Abstract In this paper, we propose an efficient Recurrent Neural Network (RNN) to detect malware. RNN is a classification of artificial neural networks connected between nodes to form a directed graph alongside with a temporal sequence. In this paper, we have conducted several experiments using different values of hyper parameters. From our rigorous experimentations, we found that the step size is a more important factor than the input size when using RNN for malware classification. To justify the proof-of-concept for RNN as an efficient approach for malware detection, we measured the performance of RNN with three different feature vectors using hyper parameters. The three feature vectors are “hot encoding feature vector”, “random feature vector” and “Word2Vec feature vector”. We also performed a pairwise t-test to test the results if they are significant with each other. Our results show that, RNN with Word2Vec feature vector achieved the highest Area Under the Curve (AUC) value and a good variance among three feature vectors. From the empirical analysis, we conclude that RNN with feature vectors pertained by the Skip-gram architecture of Word2Vec model is best for malware detection with high performance and stability.

中文翻译：

---

用于检测恶意软件的循环神经网络

摘要 在本文中，我们提出了一种高效的循环神经网络 (RNN) 来检测恶意软件。

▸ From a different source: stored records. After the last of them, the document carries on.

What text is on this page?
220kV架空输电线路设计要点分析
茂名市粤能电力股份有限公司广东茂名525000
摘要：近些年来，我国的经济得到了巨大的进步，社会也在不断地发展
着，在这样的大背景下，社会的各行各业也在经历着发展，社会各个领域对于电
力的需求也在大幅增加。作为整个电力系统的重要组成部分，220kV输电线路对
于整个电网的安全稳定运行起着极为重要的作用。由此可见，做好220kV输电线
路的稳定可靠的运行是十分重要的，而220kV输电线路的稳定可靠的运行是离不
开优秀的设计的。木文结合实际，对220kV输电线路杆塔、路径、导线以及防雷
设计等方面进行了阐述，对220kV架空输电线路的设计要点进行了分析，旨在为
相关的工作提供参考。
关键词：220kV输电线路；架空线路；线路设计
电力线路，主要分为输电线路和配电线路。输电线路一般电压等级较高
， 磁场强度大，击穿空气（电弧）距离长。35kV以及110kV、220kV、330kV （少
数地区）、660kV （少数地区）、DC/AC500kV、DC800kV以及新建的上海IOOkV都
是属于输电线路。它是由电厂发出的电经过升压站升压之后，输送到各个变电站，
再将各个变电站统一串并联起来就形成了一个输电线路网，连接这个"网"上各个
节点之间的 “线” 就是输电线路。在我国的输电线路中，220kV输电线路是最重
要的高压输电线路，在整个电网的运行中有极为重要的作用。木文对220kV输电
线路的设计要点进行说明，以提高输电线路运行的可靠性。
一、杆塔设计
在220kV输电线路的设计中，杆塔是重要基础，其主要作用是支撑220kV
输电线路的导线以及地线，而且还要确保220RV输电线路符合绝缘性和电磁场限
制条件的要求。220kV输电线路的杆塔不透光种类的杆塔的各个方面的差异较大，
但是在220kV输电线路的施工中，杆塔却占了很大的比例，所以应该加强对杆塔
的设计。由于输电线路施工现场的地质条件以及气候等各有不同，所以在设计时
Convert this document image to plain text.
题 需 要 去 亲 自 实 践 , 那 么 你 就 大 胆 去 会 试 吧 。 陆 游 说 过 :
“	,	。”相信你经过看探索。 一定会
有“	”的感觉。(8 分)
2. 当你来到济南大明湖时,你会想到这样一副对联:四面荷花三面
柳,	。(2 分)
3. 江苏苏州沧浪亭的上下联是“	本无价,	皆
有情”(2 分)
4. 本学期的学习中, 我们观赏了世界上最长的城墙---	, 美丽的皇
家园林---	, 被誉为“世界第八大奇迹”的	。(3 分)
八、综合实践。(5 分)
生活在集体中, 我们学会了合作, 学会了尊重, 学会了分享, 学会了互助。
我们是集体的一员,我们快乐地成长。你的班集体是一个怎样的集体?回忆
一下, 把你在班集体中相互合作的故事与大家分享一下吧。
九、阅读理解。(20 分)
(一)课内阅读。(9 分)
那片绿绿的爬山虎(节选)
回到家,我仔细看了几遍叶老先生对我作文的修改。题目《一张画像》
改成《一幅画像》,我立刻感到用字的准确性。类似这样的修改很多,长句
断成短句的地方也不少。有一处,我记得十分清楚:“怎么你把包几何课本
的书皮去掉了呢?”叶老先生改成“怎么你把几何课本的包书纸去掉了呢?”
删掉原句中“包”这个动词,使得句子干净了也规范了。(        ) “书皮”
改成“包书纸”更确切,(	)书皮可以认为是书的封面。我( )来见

RNN 是一种在节点之间连接以形成有向图和时间序列的人工神经网络的分类。在本文中，我们使用不同的超参数值进行了多次实验。从我们严格的实验中，我们发现在使用 RNN 进行恶意软件分类时，步长是比输入大小更重要的因素。为了证明 RNN 的概念证明是一种有效的恶意软件检测方法，我们使用超参数通过三个不同的特征向量测量了 RNN 的性能。这三个特征向量分别是“热编码特征向量”、“随机特征向量”和“Word2Vec特征向量”。我们还进行了成对 t 检验以测试结果是否彼此显着。我们的结果表明，带有 Word2Vec 特征向量的 RNN 在三个特征向量中实现了最高的曲线下面积 (AUC) 值和良好的方差。从实证分析中，我们得出结论，具有 Word2Vec 模型的 Skip-gram 架构的特征向量的 RNN 最适合具有高性能和稳定性的恶意软件检测。